PROJECT SUMMARY Preclinical and Phase II clinical data have shown that muscarinic acetylcholine receptor (mAChR) agonists, such as the M1/M4 preferring agonist xanomeline, are effective in improving both positive and negative symptoms and cognitive impairments observed in individuals with schizophrenia. However, the relative contributions of M1 and M4 mAChRs to the clinical effects of xanomeline or its effects in associated animal models remain unknown. Recently, we reported the development of a novel approach to selectively activating individual mAChR subtypes, particularly the M4 mAChR, using highly selective positive allosteric modulators (PAMs). These compounds do not activate M4 directly, but dramatically potentiate the response of the receptor to ACh. The first series of M4 PAMs, represented by VU10010, induces a 47-fold potentiation of the M4 ACh concentration response curve, possesses an EC50 in the 400 nM range, and causes no activation of the other mAChR subtypes. While VU10010 provides an important tool for proof of concept studies on the role of positive allosteric modulation of M4 at molecular and cellular levels, this compound is not suitable for in vivo studies. We have now developed several novel analogs of VU10010 that are systemically active and more readily cross the blood brain barrier. These compounds, represented by VU152100, provide an unprecedented opportunity to investigate whether the neurochemical and behavioral effects of mAChR agonists, such as xanomeline, thought to be important for antipsychotic activity and enhancement of cognition are mediated by M4. Our preliminary studies suggest that VU152100 has robust efficacy in at least one animal model used to predict antipsychotic efficacy. In the proposed studies, we will take advantage of these novel M4 PAMs along with mAChR KO mice to rigorously test the hypothesis that selective potentiation of M4 activity will have activity in animal models that predict efficacy in the treatment of schizophrenia comparable to the effects observed with xanomeline and to test the hypothesis that increased activity of M4 will regulate mesolimbic dopamine neurotransmission and transmission at glutamatergic synapses in the mPFC that are thought to be important for antipsychotic efficacy of know therapeutic agents.

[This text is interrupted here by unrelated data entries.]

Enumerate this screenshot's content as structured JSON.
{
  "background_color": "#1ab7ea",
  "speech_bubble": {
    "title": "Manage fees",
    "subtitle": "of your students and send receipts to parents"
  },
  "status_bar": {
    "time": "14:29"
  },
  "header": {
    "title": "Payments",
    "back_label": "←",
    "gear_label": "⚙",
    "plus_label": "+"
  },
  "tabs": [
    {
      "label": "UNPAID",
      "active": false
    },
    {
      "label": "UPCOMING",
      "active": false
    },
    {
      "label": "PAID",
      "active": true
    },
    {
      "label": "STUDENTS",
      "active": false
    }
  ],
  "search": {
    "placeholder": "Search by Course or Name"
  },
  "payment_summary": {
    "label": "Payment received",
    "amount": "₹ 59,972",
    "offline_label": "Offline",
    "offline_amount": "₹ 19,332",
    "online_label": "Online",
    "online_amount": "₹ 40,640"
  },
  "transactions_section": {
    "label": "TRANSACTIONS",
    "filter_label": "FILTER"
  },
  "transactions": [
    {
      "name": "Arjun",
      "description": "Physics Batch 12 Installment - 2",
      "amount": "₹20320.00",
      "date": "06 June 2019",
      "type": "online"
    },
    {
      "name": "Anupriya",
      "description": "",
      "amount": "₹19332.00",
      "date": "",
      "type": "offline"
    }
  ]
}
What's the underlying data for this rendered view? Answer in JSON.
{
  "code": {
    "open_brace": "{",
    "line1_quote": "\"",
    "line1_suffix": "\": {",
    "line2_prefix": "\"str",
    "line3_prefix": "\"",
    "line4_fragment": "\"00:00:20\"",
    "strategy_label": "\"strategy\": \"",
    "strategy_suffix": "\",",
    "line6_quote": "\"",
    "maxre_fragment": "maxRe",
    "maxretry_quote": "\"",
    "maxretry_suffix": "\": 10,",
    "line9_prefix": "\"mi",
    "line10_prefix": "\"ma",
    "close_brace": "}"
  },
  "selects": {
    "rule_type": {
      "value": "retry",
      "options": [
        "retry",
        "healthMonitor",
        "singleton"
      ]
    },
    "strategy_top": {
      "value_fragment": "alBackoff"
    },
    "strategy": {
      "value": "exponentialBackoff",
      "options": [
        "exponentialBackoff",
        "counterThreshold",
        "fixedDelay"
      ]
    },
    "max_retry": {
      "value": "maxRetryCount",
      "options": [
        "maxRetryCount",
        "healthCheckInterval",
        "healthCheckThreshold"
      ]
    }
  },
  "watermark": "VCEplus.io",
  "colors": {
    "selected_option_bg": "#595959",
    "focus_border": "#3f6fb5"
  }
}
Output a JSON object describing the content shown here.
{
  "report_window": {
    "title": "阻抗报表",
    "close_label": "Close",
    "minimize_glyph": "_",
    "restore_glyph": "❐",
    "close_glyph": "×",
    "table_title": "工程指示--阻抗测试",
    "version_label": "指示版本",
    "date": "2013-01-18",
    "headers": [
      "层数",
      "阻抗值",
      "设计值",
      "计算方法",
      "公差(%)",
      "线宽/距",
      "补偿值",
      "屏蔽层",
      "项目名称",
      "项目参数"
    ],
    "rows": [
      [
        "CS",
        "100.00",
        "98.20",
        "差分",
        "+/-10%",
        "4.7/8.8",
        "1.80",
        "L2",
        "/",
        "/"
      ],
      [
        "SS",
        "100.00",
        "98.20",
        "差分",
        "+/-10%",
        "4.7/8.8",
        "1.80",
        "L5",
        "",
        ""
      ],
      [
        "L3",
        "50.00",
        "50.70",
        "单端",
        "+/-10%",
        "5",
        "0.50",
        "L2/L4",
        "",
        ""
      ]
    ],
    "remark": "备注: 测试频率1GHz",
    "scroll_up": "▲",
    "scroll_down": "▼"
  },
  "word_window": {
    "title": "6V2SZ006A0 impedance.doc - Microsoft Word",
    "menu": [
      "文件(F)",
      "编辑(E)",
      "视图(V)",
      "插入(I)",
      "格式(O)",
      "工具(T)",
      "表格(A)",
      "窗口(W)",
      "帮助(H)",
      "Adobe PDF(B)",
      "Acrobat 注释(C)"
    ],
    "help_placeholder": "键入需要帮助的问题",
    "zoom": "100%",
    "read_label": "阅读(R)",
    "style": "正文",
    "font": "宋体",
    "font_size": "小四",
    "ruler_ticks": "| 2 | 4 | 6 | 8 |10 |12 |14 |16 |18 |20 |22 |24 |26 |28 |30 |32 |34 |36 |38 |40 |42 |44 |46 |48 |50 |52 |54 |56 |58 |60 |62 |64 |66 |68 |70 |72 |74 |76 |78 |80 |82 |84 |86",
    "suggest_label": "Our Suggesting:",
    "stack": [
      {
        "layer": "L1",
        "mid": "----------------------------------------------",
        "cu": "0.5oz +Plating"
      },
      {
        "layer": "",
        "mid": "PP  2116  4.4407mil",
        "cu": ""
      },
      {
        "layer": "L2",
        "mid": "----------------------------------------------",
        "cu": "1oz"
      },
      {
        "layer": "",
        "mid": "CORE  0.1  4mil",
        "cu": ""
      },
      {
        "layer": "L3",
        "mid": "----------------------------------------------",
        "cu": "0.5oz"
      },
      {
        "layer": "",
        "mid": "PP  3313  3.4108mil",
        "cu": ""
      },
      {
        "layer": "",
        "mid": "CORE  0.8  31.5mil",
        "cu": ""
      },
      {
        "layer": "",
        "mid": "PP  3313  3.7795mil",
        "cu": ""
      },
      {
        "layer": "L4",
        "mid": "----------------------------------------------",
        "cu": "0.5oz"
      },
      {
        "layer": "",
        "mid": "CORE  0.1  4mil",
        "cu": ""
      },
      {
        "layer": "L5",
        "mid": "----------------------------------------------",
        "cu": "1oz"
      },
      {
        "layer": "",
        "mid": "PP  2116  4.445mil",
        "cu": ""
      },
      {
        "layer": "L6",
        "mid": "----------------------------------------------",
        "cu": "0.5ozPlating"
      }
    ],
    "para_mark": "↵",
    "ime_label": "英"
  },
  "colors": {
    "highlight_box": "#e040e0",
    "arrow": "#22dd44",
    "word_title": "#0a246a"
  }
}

项目摘要 临床前和II期临床数据表明，毒蕈碱乙酰胆碱受体（MACHR）激动剂， 例如M1/M4偏爱激动剂Xanomeline，可有效改善正面和阴性 精神分裂症患者观察到的症状和认知障碍。但是，亲戚 M1和M4 MACHR对Xanomeline或其对相关动物的影响的临床作用的贡献 模型仍然未知。最近，我们报告了一种新颖方法的发展 使用高选择性阳性变构激活单个MACHR亚型，尤其是M4 MACHR 调节器（PAMS）。这些化合物不会直接激活M4，而是显着增强 受体对ACH的反应。由VU10010代表的第一个M4 PAM系列诱导47倍 M4 ACH浓度响应曲线的增强，在400 nm范围内具有EC50，并且 不会引起其他MACHR子类型的激活。而VU10010为证明的重要工具提供了 关于M4在分子和细胞水平上的阳性变构调节作用的概念研究，这 化合物不适合体内研究。我们现在已经开发了几种VU10010的新型类似物 具有系统性的活动，并且更容易越过血脑屏障。这些化合物表示 通过VU152​​100，提供了一个前所未有的机会来调查神经化学和是否是否 MACHR激动剂的行为影响，例如Xanomeline，认为对抗精神病药很重要 认知的活性和增强是由M4介导的。我们的初步研究表明 VU152​​100在至少一种用于预测抗精神病毒功效的动物模型中具有强大的功效。在 拟议的研究，我们将利用这些新型M4 PAM以及MACHR KO小鼠到 严格检验以下假设，即M4活性的选择性增强将在动物模型中具有活性 这可以预测与Xanomeline观察到的效果相当的精神分裂症治疗的功效 并检验假设M4的活性增加将调节中唇多巴胺 MPFC中谷氨酸能突触的神经传递和传播被认为是 对于知识治疗剂的抗精神病药疗效很重要。